Last week Rachel Kolisi and the rest of Twitter caught me off guard in a bundle of confused nerves when social media was divided because of one of Rachel’s tweets. (Just a side note. I’ve been there for all the good times. But I’ve also been there for ALL the bad times. Honestly this should go without saying: Respect my relationship and woman to woman, respect me.)
This came after a thread of reactionary responses from Rachel who was pushed to the point of defending her marriage with Rugby player Siya Kolisi after she faced a storm of attacks from 'black Twitter' for being a white woman married to a black man.
The basic premise? If you marry a black man as a white woman, you must accept that we are entitled to him. In fact, one Twitter user even tweeted that she would “snack” on Siya and send him home, just for fun.
This is a complex and rather inconvenient conundrum that deserves a lot of introspection. On the one hand, this kind of thing happens all the time. Women thirst after men, objectify them, and to be fair, have every right to, especially in the safe realms of social media. Any potential risk of abuse or being taken advantage of is lowered.
Also, there’s the celebrity crush factor that we need to consider. A habit as old as time. Who didn’t have a Brad bible when they were younger or a Matt Damon diary or whatever? It’s pretty normal. Comes with the territory. So to vocally state that Siya is eye candy and that you’re “thirsty” for him is excusable. But, that’s not where the bar stopped. And so, the ball of nerves I found myself in started…

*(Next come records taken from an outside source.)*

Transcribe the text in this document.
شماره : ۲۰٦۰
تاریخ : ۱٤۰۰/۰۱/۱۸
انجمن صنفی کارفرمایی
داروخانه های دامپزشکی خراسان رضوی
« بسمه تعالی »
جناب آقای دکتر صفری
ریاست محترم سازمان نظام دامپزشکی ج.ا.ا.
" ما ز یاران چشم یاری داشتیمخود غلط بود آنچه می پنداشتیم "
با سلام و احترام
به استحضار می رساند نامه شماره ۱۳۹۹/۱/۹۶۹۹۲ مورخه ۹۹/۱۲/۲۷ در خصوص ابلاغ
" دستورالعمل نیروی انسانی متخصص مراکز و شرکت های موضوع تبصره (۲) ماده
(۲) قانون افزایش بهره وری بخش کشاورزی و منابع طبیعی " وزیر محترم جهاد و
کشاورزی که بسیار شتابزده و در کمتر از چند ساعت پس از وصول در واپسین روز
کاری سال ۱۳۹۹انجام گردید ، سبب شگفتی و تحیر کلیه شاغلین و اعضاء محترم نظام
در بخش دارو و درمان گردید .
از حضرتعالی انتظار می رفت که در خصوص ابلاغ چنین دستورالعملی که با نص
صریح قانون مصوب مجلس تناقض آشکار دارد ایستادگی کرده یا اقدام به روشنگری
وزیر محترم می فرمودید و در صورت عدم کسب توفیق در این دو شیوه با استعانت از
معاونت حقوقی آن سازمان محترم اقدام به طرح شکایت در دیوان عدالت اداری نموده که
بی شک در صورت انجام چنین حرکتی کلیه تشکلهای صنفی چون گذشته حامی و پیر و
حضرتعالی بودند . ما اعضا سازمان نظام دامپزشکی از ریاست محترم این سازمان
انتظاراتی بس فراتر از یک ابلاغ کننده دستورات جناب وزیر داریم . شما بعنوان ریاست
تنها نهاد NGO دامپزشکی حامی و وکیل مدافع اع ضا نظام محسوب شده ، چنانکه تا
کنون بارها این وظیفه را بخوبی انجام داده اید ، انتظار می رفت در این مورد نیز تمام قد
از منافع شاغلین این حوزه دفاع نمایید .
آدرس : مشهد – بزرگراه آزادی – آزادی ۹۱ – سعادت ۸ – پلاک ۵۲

What is it about this specific instance that has me so… confused? I thought. Why is what’s happening here so different from the examples I explained above? Why, as a woman, do I feel so worried and disheartened? Disappointed even?
And then, I continued reading and it hit me in the face the way denial smacks you when you least expect it just to let you know you’ve been indulging in its safety too long, “It seems like #MenAreTrash (in the case of Rachel Kolisi) crosses gender lines, and in this case, women are trash too”. There it was. In black and white. On Twitter. The thing I most feared reading. The conclusion I most feared Twitter would come to…. Male Twitter that is. Because yes, it was a man who made that statement, and it’s women who gave him that ammo.
What are we doing?
The Rachel Kolisi saga is a bit different from thirsting after a poster boy.
She was well within her right to express her views, defend her relationship and define it no less on a public platform when another woman, a woman with a following of her own openly disrespected another woman (Rachel).
You see, the full story is that Rachel found herself watching “Being Bonang” when TV personality Lorna Maseko spoke about her friend wanting to date a black man. During the course of the conversation, Siya’s name came up. There was a bit of back and forth in the way of encouragement. “Sure, go after another woman’s married man” – that kind of thing.
The conversation continued on Twitter (as it does) and another user proceeded to call Siya a “type”. The type, basically, that has affairs with other women, who abandons the responsibilities he has in the form of four children and who is disloyal to his wife. In a nutshell, the #menaretrash type.
#MenAreTrash can definitively be described as masculinity evolving too slowly. For men to not be trash, masculinity needs to move in a direction of growth where its power and the exercise of it powers is less of a horrible experience and less jarring. Men have never had to confront their own genders. They have never had to confront masculinity. That is of course the sole purpose of a hashtag like this, to force men to sit up and take notice of why they are trash.
Women on the other hand are confronted by the fact that they’re women from the time they take their first breath on this earth and are wrapped in a pink blanket stitched with gender discrimination, unequal pay, sexual harassment, rape, abuse and a host of other things. This confrontation is true for Rachel and it’s true for Lorna.
So why then, are women eating other women?
If we are born into a world where our fight is imposed on us and we have to struggle for who we are, erase stereotypes and affirm ourselves, then why can’t we do it together?
Men are traditionally known as protectors and providers, these variables are handed down from father to son (according to the psychologies), however, there is no proof that that we cannot deviate from the ‘typical’. After all, it’s not so long ago that the ‘typical’ was that only men could play sport. We have proved that women can do that too, so why don’t we start working on proving that women can protect and provide for other women as well?
We have evolved as women, but our ongoing struggle, our struggle by the virtue of being born as women does not excuse us from growing past a stubborn and jarring position when it comes to other women.
We need to start asking ourselves: “what type of woman will we be?”